What Trump dumping NAFTA would mean for the Valley

White House hopeful Donald Trump said that North American Free Trade Agreement was the worst trade deal in history during a speech Tuesday.

Trump, unhappy with the agreement, said if elected he would renegotiate the terms of the trade pact with the NAFTA partners and “if they do not agree to a renegotiation, then I will submit a notice that America intends to withdraw from the deal.”

The 1994 agreement established created a trade bloc in North America between Canada, Mexico and the United States that allows the countries to import and export goods regularly.

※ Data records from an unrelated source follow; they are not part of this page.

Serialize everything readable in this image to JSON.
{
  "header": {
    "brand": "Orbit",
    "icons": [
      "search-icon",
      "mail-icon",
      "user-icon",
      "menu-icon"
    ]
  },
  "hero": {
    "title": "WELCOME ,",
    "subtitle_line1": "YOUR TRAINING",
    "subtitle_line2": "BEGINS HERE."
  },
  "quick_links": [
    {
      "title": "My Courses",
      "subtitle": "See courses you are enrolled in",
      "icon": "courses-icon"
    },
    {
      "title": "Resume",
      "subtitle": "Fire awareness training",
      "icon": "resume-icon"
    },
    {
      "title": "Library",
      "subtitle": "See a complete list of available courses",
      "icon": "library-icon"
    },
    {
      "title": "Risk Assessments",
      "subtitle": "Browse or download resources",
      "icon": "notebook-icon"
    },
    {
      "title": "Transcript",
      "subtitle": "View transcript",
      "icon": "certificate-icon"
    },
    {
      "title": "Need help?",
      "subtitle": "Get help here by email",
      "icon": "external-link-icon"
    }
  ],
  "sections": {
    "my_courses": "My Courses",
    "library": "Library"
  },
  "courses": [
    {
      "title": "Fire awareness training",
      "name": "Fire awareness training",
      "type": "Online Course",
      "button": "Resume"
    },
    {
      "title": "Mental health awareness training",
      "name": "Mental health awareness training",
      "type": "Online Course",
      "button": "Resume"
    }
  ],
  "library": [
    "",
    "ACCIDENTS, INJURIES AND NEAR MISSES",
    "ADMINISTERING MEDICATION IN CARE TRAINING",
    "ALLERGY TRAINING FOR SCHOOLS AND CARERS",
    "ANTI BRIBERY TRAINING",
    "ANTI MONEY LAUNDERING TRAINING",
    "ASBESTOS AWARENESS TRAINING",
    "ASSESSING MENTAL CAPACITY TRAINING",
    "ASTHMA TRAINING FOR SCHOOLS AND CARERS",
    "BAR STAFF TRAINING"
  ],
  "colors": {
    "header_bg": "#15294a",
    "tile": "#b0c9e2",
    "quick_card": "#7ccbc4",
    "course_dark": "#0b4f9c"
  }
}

The effects of NAFTA were and continue to be felt directly in the Rio Grande Valley since its establishment.

Keith Patridge, McAllen Economic Development Corporation president and CEO, said the Mexican and Rio Grande Valley economies have become integrated.

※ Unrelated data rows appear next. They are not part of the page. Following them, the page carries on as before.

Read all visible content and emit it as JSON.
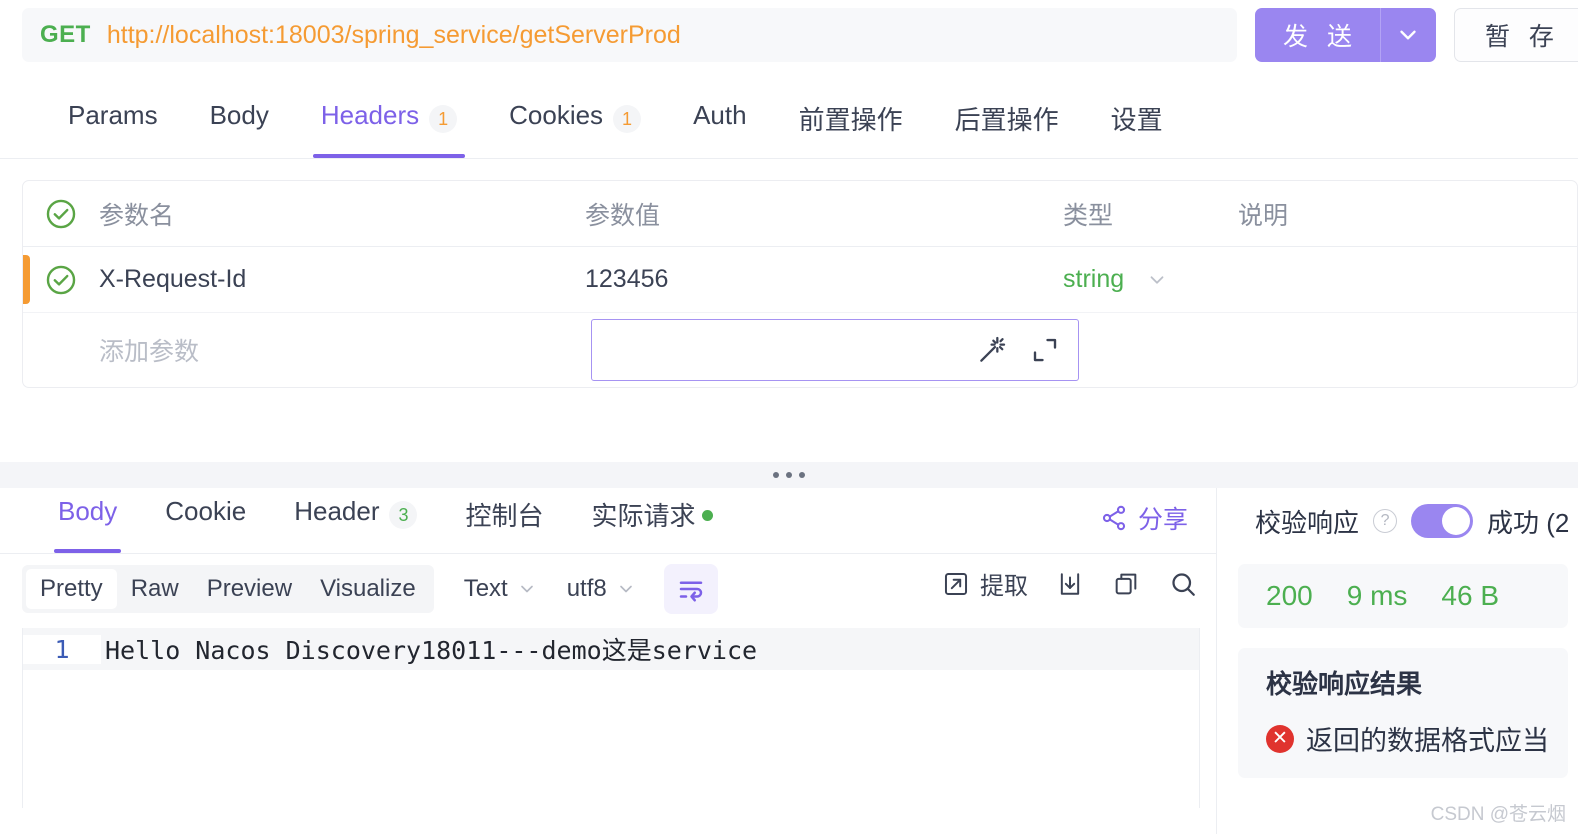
{
  "request_bar": {
    "method": "GET",
    "url": "http://localhost:18003/spring_service/getServerProd",
    "send_label": "发 送",
    "save_label": "暂 存",
    "send_caret_icon": "chevron-down-icon"
  },
  "request_tabs": [
    {
      "label": "Params",
      "badge": "",
      "active": false
    },
    {
      "label": "Body",
      "badge": "",
      "active": false
    },
    {
      "label": "Headers",
      "badge": "1",
      "active": true
    },
    {
      "label": "Cookies",
      "badge": "1",
      "active": false
    },
    {
      "label": "Auth",
      "badge": "",
      "active": false
    },
    {
      "label": "前置操作",
      "badge": "",
      "active": false
    },
    {
      "label": "后置操作",
      "badge": "",
      "active": false
    },
    {
      "label": "设置",
      "badge": "",
      "active": false
    }
  ],
  "param_table": {
    "columns": {
      "name": "参数名",
      "value": "参数值",
      "type": "类型",
      "desc": "说明"
    },
    "rows": [
      {
        "name": "X-Request-Id",
        "value": "123456",
        "type": "string",
        "desc": ""
      }
    ],
    "add_placeholder": "添加参数",
    "magic_icon": "magic-wand-icon",
    "expand_icon": "expand-icon",
    "check_icon": "check-circle-icon",
    "marker_color": "#f59b33"
  },
  "response_tabs": [
    {
      "label": "Body",
      "badge": "",
      "active": true,
      "dot": false
    },
    {
      "label": "Cookie",
      "badge": "",
      "active": false,
      "dot": false
    },
    {
      "label": "Header",
      "badge": "3",
      "active": false,
      "dot": false
    },
    {
      "label": "控制台",
      "badge": "",
      "active": false,
      "dot": false
    },
    {
      "label": "实际请求",
      "badge": "",
      "active": false,
      "dot": true
    }
  ],
  "share": {
    "label": "分享",
    "icon": "share-icon"
  },
  "body_toolbar": {
    "view_modes": [
      {
        "label": "Pretty",
        "active": true
      },
      {
        "label": "Raw",
        "active": false
      },
      {
        "label": "Preview",
        "active": false
      },
      {
        "label": "Visualize",
        "active": false
      }
    ],
    "format_select": "Text",
    "encoding_select": "utf8",
    "wrap_icon": "word-wrap-icon",
    "extract_label": "提取",
    "extract_icon": "extract-icon",
    "download_icon": "download-icon",
    "copy_icon": "copy-icon",
    "search_icon": "search-icon"
  },
  "response_body": {
    "lines": [
      {
        "number": "1",
        "text": "Hello Nacos Discovery18011---demo这是service"
      }
    ]
  },
  "verify_panel": {
    "label": "校验响应",
    "help_icon": "help-circle-icon",
    "toggle_on": true,
    "status": "成功 (2",
    "stats": {
      "status_code": "200",
      "time": "9 ms",
      "size": "46 B"
    },
    "result_title": "校验响应结果",
    "result_error": "返回的数据格式应当",
    "error_icon": "error-circle-icon"
  },
  "watermark": "CSDN @苍云烟",
  "colors": {
    "accent": "#7d61e8",
    "send": "#9a86f0",
    "method_green": "#4caf50",
    "url_orange": "#f59b33",
    "error_red": "#e0332e"
  }
}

“McAllen is very dependent upon Mexico’s consumers and manufacturing,” Patridge said. “That’s really what has built our economy over many years.”

Patridge said anywhere between 30 and 40 percent of sales in McAllen come from Mexican shoppers who make both wholesale and retail purchases, while another large source of income comes from factories across the border.

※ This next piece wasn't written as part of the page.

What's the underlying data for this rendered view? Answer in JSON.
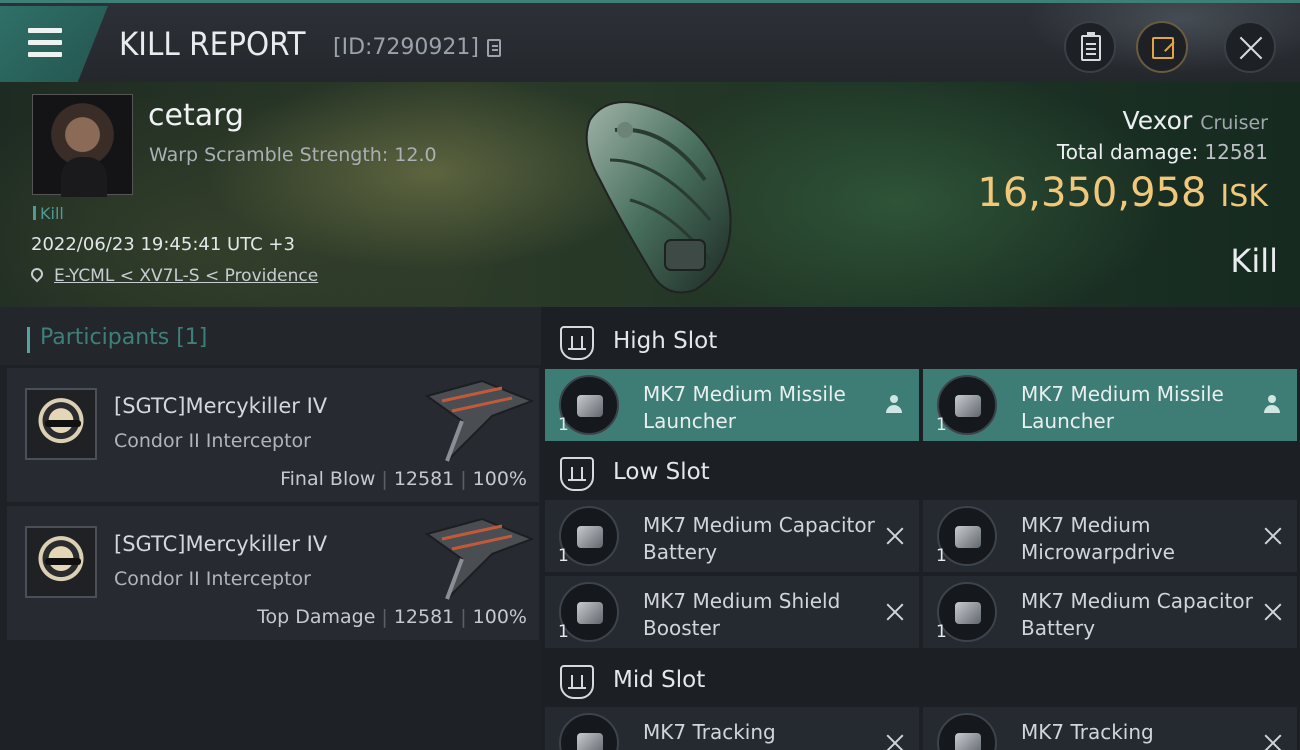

Between McAllen and Reynosa, for every 10 percent increase in dollars coming out of a Reynosa plant, there is an additional 6.6 percent increase in jobs in McAllen, Patridge said.

“What we find in companies in manufacturing is that they end up substantially impacting the economy on the U.S. side,” he said. “It’s very difficult to see what would happen if we lost NAFTA. It’s very similar to what’s happening with Brexit. We don’t know. It’s all speculation unless it were to happen.”

Patridge said overall, the idea of the United States withdrawing from NAFTA remains hypothetical, though he speculates the local economies would be similar to the pre-NAFTA maquiladora culture.

“He’s wanting to stop the main flow of factory jobs into Mexico — it’s not NAFTA that made that happen — it was the more competitive wages and factors in Mexico,” he said.

Retired U. S. Ambassador to Mexico Antonio Garza said, in 2015 alone, Texas exported more than $250 billion of goods with nearly $100 billion of that money being earned from Mexico.

“The Rio Grande Valley is center stage for much of that movement,” Garza said. “Just look around and you can see the growth and vibrancy that comes with Mexican investment, consumers, friends and family. A lot of that is a by-product of the economic integration that NAFTA has spawned.”

According to the Office of the United States Trade Representative, Mexico or Canada rank as the first or second largest export markets for more than 30 of the 50 states. Since its establishment, U.S. manufacturing exports to NAFTA partner have increased 258 percent.

“Not only would we see a loss in jobs along the border and open hostility on the trade front, (I) am guessing that exiting NAFTA would presage similar approaches to our economic partners in other parts of the world, unleashing a far more severe global recession than the one in which we currently find ourselves,” Garza said. “We’d certainly feel that daily and in ways large and small.”